Questo atteggiamento il ministro Di Maio lo condivide, come abbiamo visto, con lo stesso presidente del Consiglio. Conte infatti, nel mese di aprile, dichiarandosi contrario all’utilizzo del Mes chiedeva all’Europa un ulteriore “ammorbidimento delle regole”; ma poi, quando nel mese di luglio l’ammorbidimento c’è stato la decisione di non utilizzare tale misura non è cambiata (mentre l’inefficienza del nostro sistema sanitario è andata aumentando via via che cresceva il peso della pandemia) .

Sia Di Maio che Conte sostengono che con il Recovery fund e con il supporto della Banca Centrale Europea (che continua a comprare i nostri titoli di stato) “non si capisce a cosa ci serva il Mes”.
È un’altra affermazione che lascia perplessi.
È una affermazione che non tiene conto del fatto che i 37 miliardi del Mes erano a nostra disposizione sin dal marzo scorso (mentre il Recovery diventerà operativo dall’estate prossima).  E con quei soldi si sarebbe potuto incominciare a porre mano alle innumerevoli falle del nostro sistema sanitario.
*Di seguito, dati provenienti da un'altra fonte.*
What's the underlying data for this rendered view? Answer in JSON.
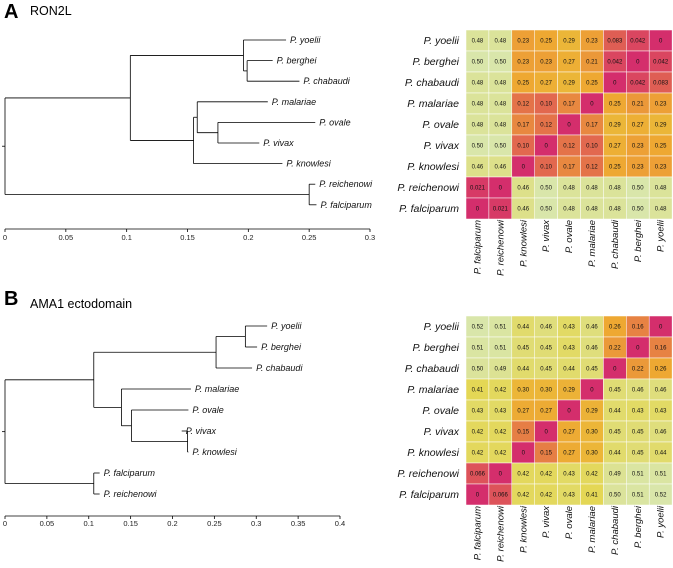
{
  "chart_data": [
    {
      "type": "tree",
      "panel_letter": "A",
      "title": "RON2L",
      "xlim": [
        0,
        0.3
      ],
      "xticks": [
        0,
        0.05,
        0.1,
        0.15,
        0.2,
        0.25,
        0.3
      ],
      "tick_labels": [
        "0",
        "0.05",
        "0.1",
        "0.15",
        "0.2",
        "0.25",
        "0.3"
      ],
      "leaves": [
        {
          "label": "P. yoelii",
          "x": 0.231
        },
        {
          "label": "P. berghei",
          "x": 0.22
        },
        {
          "label": "P. chabaudi",
          "x": 0.242
        },
        {
          "label": "P. malariae",
          "x": 0.216
        },
        {
          "label": "P. ovale",
          "x": 0.255
        },
        {
          "label": "P. vivax",
          "x": 0.209
        },
        {
          "label": "P. knowlesi",
          "x": 0.228
        },
        {
          "label": "P. reichenowi",
          "x": 0.255
        },
        {
          "label": "P. falciparum",
          "x": 0.256
        }
      ],
      "nodes": [
        {
          "x": 0.199,
          "children": [
            1,
            2
          ]
        },
        {
          "x": 0.196,
          "children": [
            0,
            "n0"
          ]
        },
        {
          "x": 0.175,
          "children": [
            4,
            5
          ]
        },
        {
          "x": 0.158,
          "children": [
            3,
            "n2"
          ]
        },
        {
          "x": 0.155,
          "children": [
            "n3",
            6
          ]
        },
        {
          "x": 0.103,
          "children": [
            "n1",
            "n4"
          ]
        },
        {
          "x": 0.25,
          "children": [
            7,
            8
          ]
        },
        {
          "x": 0.0,
          "children": [
            "n5",
            "n6"
          ]
        }
      ]
    },
    {
      "type": "heatmap",
      "panel_letter": "A",
      "rows": [
        "P. yoelii",
        "P. berghei",
        "P. chabaudi",
        "P. malariae",
        "P. ovale",
        "P. vivax",
        "P. knowlesi",
        "P. reichenowi",
        "P. falciparum"
      ],
      "columns": [
        "P. falciparum",
        "P. reichenowi",
        "P. knowlesi",
        "P. vivax",
        "P. ovale",
        "P. malariae",
        "P. chabaudi",
        "P. berghei",
        "P. yoelii"
      ],
      "values": [
        [
          "0.48",
          "0.48",
          "0.23",
          "0.25",
          "0.29",
          "0.23",
          "0.083",
          "0.042",
          "0"
        ],
        [
          "0.50",
          "0.50",
          "0.23",
          "0.23",
          "0.27",
          "0.21",
          "0.042",
          "0",
          "0.042"
        ],
        [
          "0.48",
          "0.48",
          "0.25",
          "0.27",
          "0.29",
          "0.25",
          "0",
          "0.042",
          "0.083"
        ],
        [
          "0.48",
          "0.48",
          "0.12",
          "0.10",
          "0.17",
          "0",
          "0.25",
          "0.21",
          "0.23"
        ],
        [
          "0.48",
          "0.48",
          "0.17",
          "0.12",
          "0",
          "0.17",
          "0.29",
          "0.27",
          "0.29"
        ],
        [
          "0.50",
          "0.50",
          "0.10",
          "0",
          "0.12",
          "0.10",
          "0.27",
          "0.23",
          "0.25"
        ],
        [
          "0.46",
          "0.46",
          "0",
          "0.10",
          "0.17",
          "0.12",
          "0.25",
          "0.23",
          "0.23"
        ],
        [
          "0.021",
          "0",
          "0.46",
          "0.50",
          "0.48",
          "0.48",
          "0.48",
          "0.50",
          "0.48"
        ],
        [
          "0",
          "0.021",
          "0.46",
          "0.50",
          "0.48",
          "0.48",
          "0.48",
          "0.50",
          "0.48"
        ]
      ]
    },
    {
      "type": "tree",
      "panel_letter": "B",
      "title": "AMA1 ectodomain",
      "xlim": [
        0,
        0.4
      ],
      "xticks": [
        0,
        0.05,
        0.1,
        0.15,
        0.2,
        0.25,
        0.3,
        0.35,
        0.4
      ],
      "tick_labels": [
        "0",
        "0.05",
        "0.1",
        "0.15",
        "0.2",
        "0.25",
        "0.3",
        "0.35",
        "0.4"
      ],
      "leaves": [
        {
          "label": "P. yoelii",
          "x": 0.313
        },
        {
          "label": "P. berghei",
          "x": 0.301
        },
        {
          "label": "P. chabaudi",
          "x": 0.295
        },
        {
          "label": "P. malariae",
          "x": 0.222
        },
        {
          "label": "P. ovale",
          "x": 0.219
        },
        {
          "label": "P. vivax",
          "x": 0.211
        },
        {
          "label": "P. knowlesi",
          "x": 0.219
        },
        {
          "label": "P. falciparum",
          "x": 0.113
        },
        {
          "label": "P. reichenowi",
          "x": 0.113
        }
      ],
      "nodes": [
        {
          "x": 0.287,
          "children": [
            0,
            1
          ]
        },
        {
          "x": 0.252,
          "children": [
            "n0",
            2
          ]
        },
        {
          "x": 0.218,
          "children": [
            5,
            6
          ]
        },
        {
          "x": 0.151,
          "children": [
            4,
            "n2"
          ]
        },
        {
          "x": 0.139,
          "children": [
            3,
            "n3"
          ]
        },
        {
          "x": 0.106,
          "children": [
            "n1",
            "n4"
          ]
        },
        {
          "x": 0.106,
          "children": [
            7,
            8
          ]
        },
        {
          "x": 0.0,
          "children": [
            "n5",
            "n6"
          ]
        }
      ]
    },
    {
      "type": "heatmap",
      "panel_letter": "B",
      "rows": [
        "P. yoelii",
        "P. berghei",
        "P. chabaudi",
        "P. malariae",
        "P. ovale",
        "P. vivax",
        "P. knowlesi",
        "P. reichenowi",
        "P. falciparum"
      ],
      "columns": [
        "P. falciparum",
        "P. reichenowi",
        "P. knowlesi",
        "P. vivax",
        "P. ovale",
        "P. malariae",
        "P. chabaudi",
        "P. berghei",
        "P. yoelii"
      ],
      "values": [
        [
          "0.52",
          "0.51",
          "0.44",
          "0.46",
          "0.43",
          "0.46",
          "0.26",
          "0.16",
          "0"
        ],
        [
          "0.51",
          "0.51",
          "0.45",
          "0.45",
          "0.43",
          "0.46",
          "0.22",
          "0",
          "0.16"
        ],
        [
          "0.50",
          "0.49",
          "0.44",
          "0.45",
          "0.44",
          "0.45",
          "0",
          "0.22",
          "0.26"
        ],
        [
          "0.41",
          "0.42",
          "0.30",
          "0.30",
          "0.29",
          "0",
          "0.45",
          "0.46",
          "0.46"
        ],
        [
          "0.43",
          "0.43",
          "0.27",
          "0.27",
          "0",
          "0.29",
          "0.44",
          "0.43",
          "0.43"
        ],
        [
          "0.42",
          "0.42",
          "0.15",
          "0",
          "0.27",
          "0.30",
          "0.45",
          "0.45",
          "0.46"
        ],
        [
          "0.42",
          "0.42",
          "0",
          "0.15",
          "0.27",
          "0.30",
          "0.44",
          "0.45",
          "0.44"
        ],
        [
          "0.066",
          "0",
          "0.42",
          "0.42",
          "0.43",
          "0.42",
          "0.49",
          "0.51",
          "0.51"
        ],
        [
          "0",
          "0.066",
          "0.42",
          "0.42",
          "0.43",
          "0.41",
          "0.50",
          "0.51",
          "0.52"
        ]
      ]
    }
  ]
}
Invece di usare il buon senso, ovvero prendere i soldi del Mes e provare a riorganizzare quello che non andava, i nostri governanti andavano raccontando la favola che l’approccio italiano alla pandemia era un modello che tutto il mondo ci invidiava. Ma dove? Pur avendo fatto più lockdown e tenuto le scuole chiuse più a lungo siamo il paese con il maggior numero di decessi per Covid in Europa. Non essendo riusciti a mettere in piedi una buona strategia di tracciamento (qualcuno si ricorda dell’App Immuni?) abbiamo avuto alti livelli di trasmissione del virus. Ci avevano detto che questo inverno sarebbe stato utile fare il vaccino antinfluenzale ad un numero maggiore di persone (almeno tra gli anziani), ma molte Asl hanno ricevuto una quantità di dosi inferiore a quella dello scorso anno (e il vaccino non si trova nemmeno nelle farmacie). Per non dire della tragica situazione degli ospedali che per occuparsi della pandemia hanno  dovuto trascurare tutti gli altri malati (anche quelli con patologie importanti come gli oncologici e i cardiopatici). La lista  dei problemi che in 9 mesi si sarebbero potuti affrontare meglio avendo a disposizione più risorse potrebbe continuare a lungo. Ma tant’è. Possiamo solo augurarci (e lo facciamo di cuore) che prima o poi qualcuno verrà chiamato a rispondere di tutta questa insensatezza. Così come ci auguriamo che prima o poi avremo anche noi un governo che, libero da pregiudizi ideologici, guardi all’Europa più come ad una opportunità che come a un rischio.

Per concludere, invitiamo (soprattutto coloro che fossero ancora propensi  a credere che con il governo Conte 2 sia stata realizzata una svolta europeista) a riflettere sulla seguente affermazione del ministro Di Maio (ripresa più volte da molti esponenti del suo partito): “Finché il M5s sarà al governo l’Italia non farà mai ricorso al Mes”.
Di fronte ad una tale affermazione sorge il dubbio che i nostri governanti non abbiano capito bene le finalità delle due linee di intervento messe a disposizione dall’Unione Europea, nonché le modalità e le condizionalità reali che le differenziano. E questo è ulteriore motivo di preoccupazione, considerando lo straordinario lavoro di ricostruzione della propria economia cui il nostro Paese dovrà dedicarsi,  una volta superata l’emergenza pandemica, per allestire l’Italia della Prossima Generazione. Ma su questo avremo modo di ritornare.